Further, recent reductions in cigarette smoking have been accompanied by increases in the use of non-cigarette-nicotine-or-tobacco-products (NCNTPs), including chewing tobacco, cigars, flavored little cigars/cigarillos, pipes, water pipes/hookahs and electronic cigarettes. Unfortunately, there is little research studying NCNTP use in relation to cigarette use behaviors, especially how NCNTPs affect the age periods of cigarette initiation and population distributions along a quitting continuum for priority groups in California. And no studies have examined California’s progress relative to other states in the nation.

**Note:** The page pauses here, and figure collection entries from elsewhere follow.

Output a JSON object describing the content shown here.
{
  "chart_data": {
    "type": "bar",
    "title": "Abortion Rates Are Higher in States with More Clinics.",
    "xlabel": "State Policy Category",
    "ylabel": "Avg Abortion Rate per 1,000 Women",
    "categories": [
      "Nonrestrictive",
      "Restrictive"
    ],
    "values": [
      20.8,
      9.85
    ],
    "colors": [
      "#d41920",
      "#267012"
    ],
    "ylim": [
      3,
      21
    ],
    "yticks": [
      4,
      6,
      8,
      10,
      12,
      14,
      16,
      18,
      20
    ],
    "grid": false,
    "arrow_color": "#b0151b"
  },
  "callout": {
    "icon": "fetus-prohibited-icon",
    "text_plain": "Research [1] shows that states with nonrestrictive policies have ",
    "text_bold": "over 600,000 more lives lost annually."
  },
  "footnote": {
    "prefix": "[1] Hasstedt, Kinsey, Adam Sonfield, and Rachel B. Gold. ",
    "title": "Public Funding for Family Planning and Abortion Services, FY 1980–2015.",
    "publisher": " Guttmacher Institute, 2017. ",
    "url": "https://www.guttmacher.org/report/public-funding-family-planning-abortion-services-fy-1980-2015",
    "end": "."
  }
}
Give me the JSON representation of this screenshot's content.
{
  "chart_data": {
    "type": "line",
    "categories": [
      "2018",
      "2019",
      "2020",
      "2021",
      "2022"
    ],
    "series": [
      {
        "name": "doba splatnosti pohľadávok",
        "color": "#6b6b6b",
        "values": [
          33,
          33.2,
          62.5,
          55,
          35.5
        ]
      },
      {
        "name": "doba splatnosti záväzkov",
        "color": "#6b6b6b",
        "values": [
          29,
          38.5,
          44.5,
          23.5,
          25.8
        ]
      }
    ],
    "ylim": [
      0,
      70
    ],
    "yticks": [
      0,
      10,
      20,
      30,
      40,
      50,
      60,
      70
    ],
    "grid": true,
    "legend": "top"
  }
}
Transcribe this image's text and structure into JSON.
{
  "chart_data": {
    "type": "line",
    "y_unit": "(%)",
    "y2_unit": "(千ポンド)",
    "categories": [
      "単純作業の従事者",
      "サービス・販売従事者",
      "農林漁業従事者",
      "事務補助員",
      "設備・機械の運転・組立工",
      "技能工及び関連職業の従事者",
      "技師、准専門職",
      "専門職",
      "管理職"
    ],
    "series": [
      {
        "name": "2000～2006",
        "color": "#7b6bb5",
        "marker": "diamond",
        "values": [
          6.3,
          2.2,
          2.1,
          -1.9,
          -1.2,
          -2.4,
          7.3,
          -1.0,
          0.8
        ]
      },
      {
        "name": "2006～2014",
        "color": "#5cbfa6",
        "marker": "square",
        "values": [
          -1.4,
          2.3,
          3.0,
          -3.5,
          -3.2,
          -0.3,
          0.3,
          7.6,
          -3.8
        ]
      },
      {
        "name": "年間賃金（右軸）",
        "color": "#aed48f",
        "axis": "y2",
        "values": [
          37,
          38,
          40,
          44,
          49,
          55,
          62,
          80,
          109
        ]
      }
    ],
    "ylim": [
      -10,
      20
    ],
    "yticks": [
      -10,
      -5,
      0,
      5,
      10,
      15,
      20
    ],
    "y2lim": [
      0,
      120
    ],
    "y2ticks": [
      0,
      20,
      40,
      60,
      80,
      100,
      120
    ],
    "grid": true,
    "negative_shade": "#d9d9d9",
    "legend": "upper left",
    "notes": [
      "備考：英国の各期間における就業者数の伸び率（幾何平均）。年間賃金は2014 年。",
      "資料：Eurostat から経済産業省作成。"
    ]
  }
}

We will analyze collections of large, representative, tobacco use datasets, particularly the U.S. Census Bureau’s Tobacco Use Supplements to the Current Population Survey and complement them with analyses of the California Tobacco Surveys. Such analyses will allow for us to study disparities in smoking trends, initiation and cessation, and how they are affected by NCNTP use, for priority groups over time at the population level.

Our analyses will focus specifically on following racial/ethnic groups: African Americans/Blacks, American Indians/Alaska Natives, Asian Americans, Hispanics/Latinos, Native Hawaiians and other Pacific Islanders. Within these priority populations will consider age, gender and education-level disparities between and within groups, as well as nationality subgroup differences within Asian Americans (e.g., Chinese, Filipino, Japanese, Korean) and Hispanics/Latinos (e.g., Central/South American, Cuban, Mexican, Puerto Rican). For populations that may speak a language other than or in addition to English, we will also consider disparities by English language use. The Specific Aims of this project are as follows: 1) Examine the trends in the prevalence of cigarette smoking behaviors and NCNTP use among California’s priority populations. We will focus on cigarette smoking behaviors such as light and non-daily smoking, moderate consumption, heavy smoking and menthol use; 2) Examine how cigarette smoking initiation and cessation rates in California have changed over time; 3) Examine the use of NCNTPs in relation to cigarette smoking, including menthols, in California. We will study how NCNTP use is associated with concurrent use of cigarettes; 4) Analyze the TUS CPS to compare findings from California relative to other states in the U.S. for each of the above Aims.

Results from this project will highlight current and emerging challenges regarding cigarette smoking and NCNTP use for specific priority groups in the state and can guide prevention, control and intervention efforts to reduce tobacco-related disparities, especially among populations experiencing the greatest such burdens.